Postby phil » Fri Aug 25, 2017 6:50 pm

there are electrical gloves for working with high voltage. as I recall they need to be stored correctly and inspected by one who is qualified on a regular basis to comply with regs. they probably have equipment to check them.
as a veryt quick check you can blow them up slightly to see if they leak. They aren't made for chemical resistance, but their electrical insulating properties. The higher the voltage the more precautions you need to take and there are a lot of rules regarding distance, voltage and the training people need to have to be in that area. this isn't for house wiring but working near live wires at much higher voltages such as power lines. those ones you have are likely past their best before date. I think there is also a pair of cotton gloves that are meant to be used in combination with the ones lily showed.

I find the latex and vinyl ones pretty useless unless you are just using latex paint and want to keep your hands clean. the Nitrile ones are ok for a lot of stuff. some brands have thicker or thinner choices. I like to buy the extra large ones , some brands I can take off and some turn inside out when you pull them off. If I can slip my hands out I use less as I'll use them until I need to change them but at work it's not really saving anything if you need to take time to play with them to save a nickle on more gloves but at home I'm more thrifty.
The long stripping gloves are the only ones really good for stripper, they looks similar to the ones Lily posted. They take some of the feeling away if you need to do finicky stuff but they will take the stripper without dissolving on you. Ones made for doing dishes are no good for stripping.
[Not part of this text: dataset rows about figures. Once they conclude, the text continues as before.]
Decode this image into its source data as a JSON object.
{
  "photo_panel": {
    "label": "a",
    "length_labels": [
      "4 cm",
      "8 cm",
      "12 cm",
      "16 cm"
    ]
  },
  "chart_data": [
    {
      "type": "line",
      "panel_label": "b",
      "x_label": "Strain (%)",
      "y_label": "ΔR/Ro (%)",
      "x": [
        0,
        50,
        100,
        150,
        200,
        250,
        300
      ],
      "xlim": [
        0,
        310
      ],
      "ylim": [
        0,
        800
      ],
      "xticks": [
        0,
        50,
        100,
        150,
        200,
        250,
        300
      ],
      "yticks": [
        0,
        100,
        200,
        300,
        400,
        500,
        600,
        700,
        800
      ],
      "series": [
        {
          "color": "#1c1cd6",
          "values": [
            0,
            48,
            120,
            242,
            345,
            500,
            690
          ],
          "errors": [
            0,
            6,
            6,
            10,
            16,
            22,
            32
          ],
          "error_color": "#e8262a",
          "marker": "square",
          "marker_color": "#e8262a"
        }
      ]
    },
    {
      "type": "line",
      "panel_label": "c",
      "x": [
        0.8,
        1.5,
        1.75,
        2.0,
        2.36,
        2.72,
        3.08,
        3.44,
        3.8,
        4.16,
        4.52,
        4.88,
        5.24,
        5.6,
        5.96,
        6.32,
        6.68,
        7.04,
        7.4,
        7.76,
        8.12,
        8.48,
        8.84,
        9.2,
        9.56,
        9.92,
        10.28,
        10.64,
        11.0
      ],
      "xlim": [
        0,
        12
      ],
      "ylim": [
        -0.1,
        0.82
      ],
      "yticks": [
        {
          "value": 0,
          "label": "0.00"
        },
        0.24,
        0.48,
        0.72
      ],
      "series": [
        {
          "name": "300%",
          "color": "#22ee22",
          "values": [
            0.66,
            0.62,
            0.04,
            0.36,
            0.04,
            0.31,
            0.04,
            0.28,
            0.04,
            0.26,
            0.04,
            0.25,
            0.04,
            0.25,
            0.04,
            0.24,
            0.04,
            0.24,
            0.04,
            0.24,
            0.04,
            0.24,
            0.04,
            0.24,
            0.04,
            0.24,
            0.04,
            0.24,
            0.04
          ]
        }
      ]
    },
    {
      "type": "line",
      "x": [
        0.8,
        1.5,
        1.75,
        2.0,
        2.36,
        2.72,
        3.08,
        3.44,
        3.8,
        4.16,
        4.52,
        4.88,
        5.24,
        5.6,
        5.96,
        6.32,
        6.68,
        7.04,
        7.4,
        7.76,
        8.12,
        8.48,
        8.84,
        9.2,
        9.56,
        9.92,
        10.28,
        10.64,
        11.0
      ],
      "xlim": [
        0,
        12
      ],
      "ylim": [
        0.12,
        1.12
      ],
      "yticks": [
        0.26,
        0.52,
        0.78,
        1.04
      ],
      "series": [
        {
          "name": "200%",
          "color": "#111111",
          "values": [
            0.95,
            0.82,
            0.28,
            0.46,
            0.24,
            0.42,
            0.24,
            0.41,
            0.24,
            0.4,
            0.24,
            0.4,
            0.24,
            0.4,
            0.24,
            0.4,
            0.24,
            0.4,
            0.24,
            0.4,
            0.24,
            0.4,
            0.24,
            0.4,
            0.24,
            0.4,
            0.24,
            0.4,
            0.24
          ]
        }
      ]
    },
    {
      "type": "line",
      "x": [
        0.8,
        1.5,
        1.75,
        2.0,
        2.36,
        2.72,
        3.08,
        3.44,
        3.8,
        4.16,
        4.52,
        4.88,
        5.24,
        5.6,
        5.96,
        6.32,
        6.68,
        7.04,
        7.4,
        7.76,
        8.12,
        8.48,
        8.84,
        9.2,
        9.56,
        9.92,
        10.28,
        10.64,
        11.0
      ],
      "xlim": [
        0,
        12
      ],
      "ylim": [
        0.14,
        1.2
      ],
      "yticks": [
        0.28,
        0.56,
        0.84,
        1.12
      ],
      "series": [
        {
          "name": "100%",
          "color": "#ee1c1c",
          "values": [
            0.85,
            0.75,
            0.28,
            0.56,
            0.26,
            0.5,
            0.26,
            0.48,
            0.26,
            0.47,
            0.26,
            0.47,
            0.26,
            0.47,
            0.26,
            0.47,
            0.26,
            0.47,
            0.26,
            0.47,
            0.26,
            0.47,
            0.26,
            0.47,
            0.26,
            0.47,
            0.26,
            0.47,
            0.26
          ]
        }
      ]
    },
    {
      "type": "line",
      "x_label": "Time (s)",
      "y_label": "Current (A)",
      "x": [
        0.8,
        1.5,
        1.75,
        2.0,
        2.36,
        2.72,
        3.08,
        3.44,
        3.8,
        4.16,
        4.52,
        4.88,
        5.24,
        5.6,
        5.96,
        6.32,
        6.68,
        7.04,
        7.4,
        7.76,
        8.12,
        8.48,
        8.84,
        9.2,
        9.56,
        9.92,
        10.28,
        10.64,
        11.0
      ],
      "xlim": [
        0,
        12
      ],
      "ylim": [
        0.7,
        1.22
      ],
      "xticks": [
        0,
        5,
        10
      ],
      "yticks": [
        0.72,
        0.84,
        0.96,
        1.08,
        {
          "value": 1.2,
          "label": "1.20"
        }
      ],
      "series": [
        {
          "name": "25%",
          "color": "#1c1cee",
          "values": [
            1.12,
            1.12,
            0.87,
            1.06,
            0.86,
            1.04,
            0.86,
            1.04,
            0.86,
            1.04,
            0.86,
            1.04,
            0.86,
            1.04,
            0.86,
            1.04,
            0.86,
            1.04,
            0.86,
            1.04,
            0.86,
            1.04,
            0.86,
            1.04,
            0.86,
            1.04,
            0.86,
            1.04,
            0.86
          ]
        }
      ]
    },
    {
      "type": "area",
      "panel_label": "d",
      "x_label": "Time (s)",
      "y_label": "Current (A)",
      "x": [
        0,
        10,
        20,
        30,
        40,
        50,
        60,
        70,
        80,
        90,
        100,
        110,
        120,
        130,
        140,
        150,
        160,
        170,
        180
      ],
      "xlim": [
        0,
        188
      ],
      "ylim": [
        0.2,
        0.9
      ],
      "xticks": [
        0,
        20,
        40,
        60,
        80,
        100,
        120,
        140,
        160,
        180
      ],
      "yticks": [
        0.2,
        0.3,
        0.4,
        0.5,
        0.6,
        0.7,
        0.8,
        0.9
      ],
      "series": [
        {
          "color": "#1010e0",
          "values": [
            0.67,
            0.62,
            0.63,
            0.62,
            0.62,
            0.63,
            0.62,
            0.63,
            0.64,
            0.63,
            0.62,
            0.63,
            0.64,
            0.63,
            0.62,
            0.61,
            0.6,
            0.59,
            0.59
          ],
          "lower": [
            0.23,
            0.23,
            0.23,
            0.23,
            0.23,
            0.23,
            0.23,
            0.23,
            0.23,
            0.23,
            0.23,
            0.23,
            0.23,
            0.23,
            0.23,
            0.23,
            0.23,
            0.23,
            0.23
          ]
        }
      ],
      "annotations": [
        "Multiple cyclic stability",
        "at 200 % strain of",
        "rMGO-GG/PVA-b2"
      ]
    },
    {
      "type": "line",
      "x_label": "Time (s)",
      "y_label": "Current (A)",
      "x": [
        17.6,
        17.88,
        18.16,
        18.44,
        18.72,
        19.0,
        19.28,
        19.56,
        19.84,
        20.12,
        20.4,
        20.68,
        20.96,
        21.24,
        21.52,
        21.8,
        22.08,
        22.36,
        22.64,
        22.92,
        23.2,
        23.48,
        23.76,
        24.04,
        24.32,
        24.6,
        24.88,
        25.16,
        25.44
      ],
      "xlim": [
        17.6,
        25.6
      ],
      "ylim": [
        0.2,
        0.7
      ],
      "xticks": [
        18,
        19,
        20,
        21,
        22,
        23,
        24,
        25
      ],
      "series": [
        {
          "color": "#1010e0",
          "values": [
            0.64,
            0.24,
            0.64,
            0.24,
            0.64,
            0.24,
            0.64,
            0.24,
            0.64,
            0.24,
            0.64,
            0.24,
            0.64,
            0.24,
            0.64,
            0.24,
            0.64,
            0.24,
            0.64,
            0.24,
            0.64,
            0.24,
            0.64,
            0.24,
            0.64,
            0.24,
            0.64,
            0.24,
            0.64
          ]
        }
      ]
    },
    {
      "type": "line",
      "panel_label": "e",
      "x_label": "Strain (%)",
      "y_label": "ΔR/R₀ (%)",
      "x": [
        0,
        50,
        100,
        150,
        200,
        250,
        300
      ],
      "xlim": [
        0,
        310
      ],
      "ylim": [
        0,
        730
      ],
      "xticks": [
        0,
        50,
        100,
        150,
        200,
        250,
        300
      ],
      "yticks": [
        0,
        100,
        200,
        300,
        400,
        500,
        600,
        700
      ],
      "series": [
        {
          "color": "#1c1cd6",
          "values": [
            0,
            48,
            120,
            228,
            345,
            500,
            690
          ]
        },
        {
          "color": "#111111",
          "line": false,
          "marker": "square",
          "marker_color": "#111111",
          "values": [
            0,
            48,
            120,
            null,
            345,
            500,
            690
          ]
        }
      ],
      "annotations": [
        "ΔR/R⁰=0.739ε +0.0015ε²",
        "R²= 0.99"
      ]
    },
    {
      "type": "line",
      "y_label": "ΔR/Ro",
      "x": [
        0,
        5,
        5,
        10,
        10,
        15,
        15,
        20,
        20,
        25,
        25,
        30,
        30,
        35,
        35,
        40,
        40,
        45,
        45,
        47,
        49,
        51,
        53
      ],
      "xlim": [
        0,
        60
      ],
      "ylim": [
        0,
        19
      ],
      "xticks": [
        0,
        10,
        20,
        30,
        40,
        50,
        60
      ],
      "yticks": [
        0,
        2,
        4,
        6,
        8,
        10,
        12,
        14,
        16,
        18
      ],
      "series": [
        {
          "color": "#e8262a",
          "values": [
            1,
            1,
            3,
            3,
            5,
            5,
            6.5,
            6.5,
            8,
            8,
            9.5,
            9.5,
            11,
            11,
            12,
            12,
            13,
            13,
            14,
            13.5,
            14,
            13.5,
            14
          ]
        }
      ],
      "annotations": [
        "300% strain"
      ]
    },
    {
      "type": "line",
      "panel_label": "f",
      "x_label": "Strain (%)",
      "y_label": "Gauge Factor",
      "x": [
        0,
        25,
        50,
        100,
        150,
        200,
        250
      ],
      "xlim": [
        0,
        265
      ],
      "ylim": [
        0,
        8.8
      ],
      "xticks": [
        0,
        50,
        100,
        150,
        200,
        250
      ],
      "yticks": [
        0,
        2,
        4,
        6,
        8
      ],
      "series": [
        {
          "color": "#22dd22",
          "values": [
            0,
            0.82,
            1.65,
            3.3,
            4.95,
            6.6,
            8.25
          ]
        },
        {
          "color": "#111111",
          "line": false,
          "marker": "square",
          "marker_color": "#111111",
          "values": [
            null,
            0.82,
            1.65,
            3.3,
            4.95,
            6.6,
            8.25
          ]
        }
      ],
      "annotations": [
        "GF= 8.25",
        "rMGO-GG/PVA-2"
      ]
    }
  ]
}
I see a lot of difference between makers so If I buy them I open the box and try one to see if I can get my hand out or if I have to dispose of them every time.

If you get a tear change them. I'm sure we've all see it where we continued working with a torn glove and it is even worse than no glove as it will trap the stuff against your skin.

In hot weather I need to pull them off after not too long, or my hands can't breath. this opens your pores like if you were to soak in the tub , making your skin even more susceptible to being penetrated by the nasty chemicals .

too much exposure will cause dermatitis and your skin will become more and more sensitive to smaller amounts of exposure. It's always worth looking after your hands. Latex allergies are also fairly common. My dad had it in a big way and I couldn't count the number of times this was disregarded in the hospital despite the big latex allergy signs all around him. some hospitals and such are steering away from latex use completely for this reason. once it started up his face, chest hands and all over would get dry and crack like crazy. very painful.

human skin is amazing stuff. You can dip your hands in gasoline and survive and they are self healing and your skin continuously replenishes itself , even if you die them it won't stay. what a great invention!
a lot of the stuff is accumulative. If I get my hands in too much grease and oil Ill break out in little tiny bumps and it's because I've done a lot that I shouldn't do. It really isn't smart.